Other soldiers had been traumatized by seeing the vehicle in front of them in a convoy blown up by an improvised bomb, or by the constant barrage of mortars at forward operating bases, Dorritie said. “Shooting people and seeing people blown up is not normal.”
Some have developed an exaggerated startle response, she said. “You will see someone on a range and a weapon will go off and they will jump. It can be caused by sounds from combat such as helicopter rotors. For that instant it takes them back into combat.” Soldiers with PTSD will try to avoid the things that trigger it, such as fireworks displays or ranges, she said.
Most PTSD cases in 2nd ID have not been severe, Dorritie said. “The majority are having nightmares, sleep problems and anxiety attacks.” She said she treats PTSD by teaching soldiers relaxation techniques such as controlled breathing. “It helps them feel less stress.” After they’re relaxed, “We start to talk about the images that are disturbing them.”
Among soldiers with PTSD, she said, one of the most common complaints is not having people to talk to about it.
“I haven’t been in combat. We are working on getting a combat veterans group together so they can hang out and get together and talk to people who have been through the same things,” Dorritie said.
Maj. Shawn Lockett, 2nd ID deputy surgeon, experienced PTSD after dealing with the aftermath of a grenade attack by a U.S. soldier on a group of his comrades in Kuwait in March last year.
Lockett worked with a medical unit that tried, unsuccessfully, to save the lives of two soldiers injured in the attack. “There was a two-month period of time where I went through a lot of emotional things related to that grenade attack,” he recalled.
Lockett said before the “wake-up call” of having to deal with PTSD himself, he would have dismissed other soldiers suffering from the disorder as “not tough enough.” But after the grenade attack he had trouble sleeping; in South Korea certain sounds still bother him.
“Our alarm siren sounds the same as the Scud siren in Kuwait,” he said.
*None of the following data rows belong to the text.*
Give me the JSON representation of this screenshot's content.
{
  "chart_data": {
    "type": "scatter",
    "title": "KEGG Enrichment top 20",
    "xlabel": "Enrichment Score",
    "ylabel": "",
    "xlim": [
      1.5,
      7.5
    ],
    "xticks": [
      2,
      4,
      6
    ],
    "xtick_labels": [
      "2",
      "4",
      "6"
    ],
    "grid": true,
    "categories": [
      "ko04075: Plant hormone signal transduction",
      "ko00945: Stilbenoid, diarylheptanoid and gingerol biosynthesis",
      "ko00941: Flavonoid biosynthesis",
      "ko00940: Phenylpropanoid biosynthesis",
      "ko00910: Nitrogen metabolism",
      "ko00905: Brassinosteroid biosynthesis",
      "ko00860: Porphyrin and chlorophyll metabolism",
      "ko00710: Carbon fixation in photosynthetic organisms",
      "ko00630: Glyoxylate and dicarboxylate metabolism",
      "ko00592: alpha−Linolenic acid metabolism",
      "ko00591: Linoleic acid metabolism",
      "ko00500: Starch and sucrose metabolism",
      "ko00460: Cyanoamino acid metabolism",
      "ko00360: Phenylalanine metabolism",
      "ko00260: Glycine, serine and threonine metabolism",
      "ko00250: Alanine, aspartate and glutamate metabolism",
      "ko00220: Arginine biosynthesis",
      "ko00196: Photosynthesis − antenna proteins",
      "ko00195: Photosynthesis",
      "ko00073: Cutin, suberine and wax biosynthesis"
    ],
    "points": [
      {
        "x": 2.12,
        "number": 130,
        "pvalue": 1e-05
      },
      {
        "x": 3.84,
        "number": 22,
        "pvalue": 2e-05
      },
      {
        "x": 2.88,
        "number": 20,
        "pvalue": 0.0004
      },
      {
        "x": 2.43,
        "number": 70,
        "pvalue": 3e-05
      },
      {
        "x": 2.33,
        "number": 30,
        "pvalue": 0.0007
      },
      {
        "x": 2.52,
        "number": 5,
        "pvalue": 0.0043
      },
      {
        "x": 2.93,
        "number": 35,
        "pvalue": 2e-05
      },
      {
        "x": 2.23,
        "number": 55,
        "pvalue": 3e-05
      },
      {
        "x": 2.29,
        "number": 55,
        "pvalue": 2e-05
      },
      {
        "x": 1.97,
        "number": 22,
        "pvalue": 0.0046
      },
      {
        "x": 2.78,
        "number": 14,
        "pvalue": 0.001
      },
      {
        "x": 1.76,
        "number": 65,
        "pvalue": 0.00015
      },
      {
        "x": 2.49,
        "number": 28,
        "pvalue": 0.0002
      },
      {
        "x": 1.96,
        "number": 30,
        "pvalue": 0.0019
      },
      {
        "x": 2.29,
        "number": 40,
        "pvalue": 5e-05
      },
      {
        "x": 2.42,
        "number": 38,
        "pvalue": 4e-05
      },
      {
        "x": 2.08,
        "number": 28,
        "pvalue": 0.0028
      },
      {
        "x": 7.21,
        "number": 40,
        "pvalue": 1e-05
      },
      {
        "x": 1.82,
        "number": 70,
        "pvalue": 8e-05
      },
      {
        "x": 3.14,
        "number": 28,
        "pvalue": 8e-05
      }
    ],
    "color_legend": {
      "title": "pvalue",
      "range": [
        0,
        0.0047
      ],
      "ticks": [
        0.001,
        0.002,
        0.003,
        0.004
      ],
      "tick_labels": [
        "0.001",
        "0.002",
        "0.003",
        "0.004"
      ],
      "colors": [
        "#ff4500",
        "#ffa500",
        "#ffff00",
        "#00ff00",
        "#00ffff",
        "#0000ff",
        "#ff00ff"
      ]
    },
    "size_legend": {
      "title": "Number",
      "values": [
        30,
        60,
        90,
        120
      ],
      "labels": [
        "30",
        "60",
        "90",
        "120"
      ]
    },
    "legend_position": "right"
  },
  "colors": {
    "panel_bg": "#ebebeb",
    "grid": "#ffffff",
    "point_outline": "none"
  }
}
Lockett said counseling by Army psychologists immediately after the attack helped him and fellow medics deal with their PTSD in a healthy way. “We are very aware that soldiers are going to be coming here from Iraq. We have alerted all the providers in the division to be on the lookout for these symptoms. We are eventually going to have a division that is mostly combat-experienced,” he said.